Race and ethnicity play out differently among different age groups. Blacks and Hispanics ages 65 and older are significantly more likely than similarly aged whites to say that in the past year they have cut back on household spending or have had problems obtaining or paying for medical care.

Yet these racial and ethnic disparities largely vanish among younger generations of blacks, whites and Hispanics on many key questions. For example, 34% of all older whites but 42% of older blacks report they cut back on household spending the past year because money was tight — an eight-point gap. For Hispanics, the gap is larger: 11 points. But among those younger than 65, these differences disappear: about two-thirds of all whites (65%), blacks (65%) and Hispanics (64%) say they have trimmed spending in the past year. For younger adults, these data suggest that the recession may be colorblind.

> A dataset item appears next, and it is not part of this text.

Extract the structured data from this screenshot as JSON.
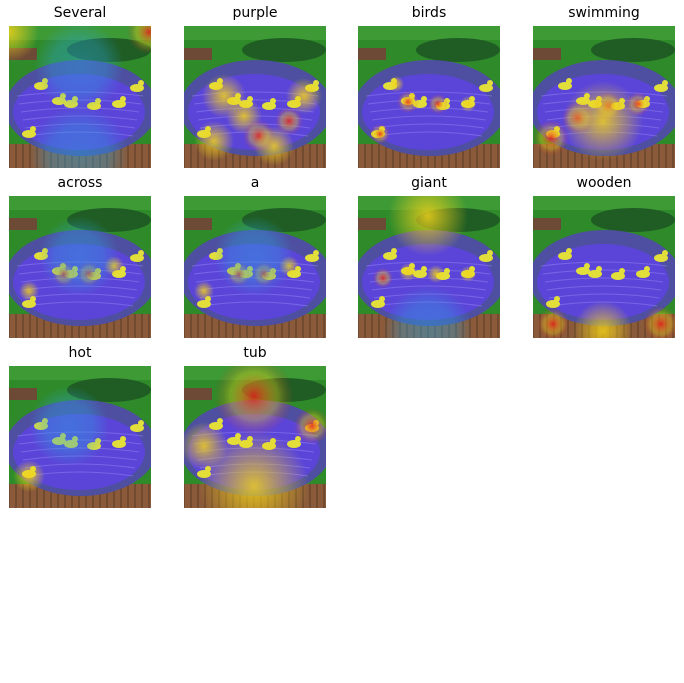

Not surprisingly, income plays a major role in how hard people have been hit during the recession — and this holds true across all age groups. Three-quarters of all adults with family incomes below $30,000 say they have cut back household spending in the past year, compared with 58% of those earning $75,000 or more. The median annual income of older adults is smaller than that of other age groups, but the pattern is the same: Older adults whose family income is less than $20,000 a year are more than twice as likely as older adults whose income is $50,000 or more to have cut spending (57% vs. 22%).

The survey also finds a sharp inheritance expectations gap between older adults and their adult children. About three-quarters of all adults 65 or older say they plan to leave an inheritance to children or family members. By contrast, less than half (43%) of all adult children with older parents say they expect to receive an inheritance.

About the Survey

Most of the results cited in this report are from a telephone survey conducted with a nationally representative nationally representative sample of 2,969 adults living in the continental United States. In addition, oversamples of adults 65 and older as well as blacks and Hispanics were obtained. The black and Hispanic oversamples were achieved by oversampling landline exchanges with more black and Hispanic residents as well as callbacks to blacks and Hispanics interviewed in previous surveys. A total of 2,417 interviews were completed with respondents contacted by landline telephone and 552 from those contacted on their cellular phone. The data are weighted to produce a final sample that is representative of the general population of adults in the continental United States.

  • Interviews conducted Feb. 23-March 23, 2009
  • There were 2,969 interviews, including 1,332 with respondents 65 or older. The older respondents included 799 whites, 293 blacks and 161 Hispanics.
  • Margin of sampling error is plus or minus 2.6 percentage points for results based on the total sample at the 95% confidence level.
  • For data reported by race or ethnicity, margin of sampling error is plus or minus 3.5 percentage points for sample of older whites, plus or minus 7.4 percentage points for older blacks and plus or minus 10.3 percentage points for older Hispanics.
  • Note on terminology: Whites include only non-Hispanic whites. Blacks include only non-Hispanic blacks. Hispanics are of any race.

Additional findings cited in this report are from a second telephone survey conducted April 2-8, 2009, with a nationally representative sample of 1,003 adults living in the continental United states. Margin of sampling error is plus or minus 3.6 percentage points for results based on this total sample at a 95% confidence level. A combination of landline and cellular random digit dial (RDD) samples was used to cover all adults in the continental United States who have access to either a landline or cellular telephone. A total of 752 interviews were completed with respondents contacted by landline phone and 251 with those contacted on their cell phone. The data are weighted to produce a final sample that is representative of the general population of adults in the continental United States.

Interviews for both surveys conducted under direction of Princeton Survey Research Associates International.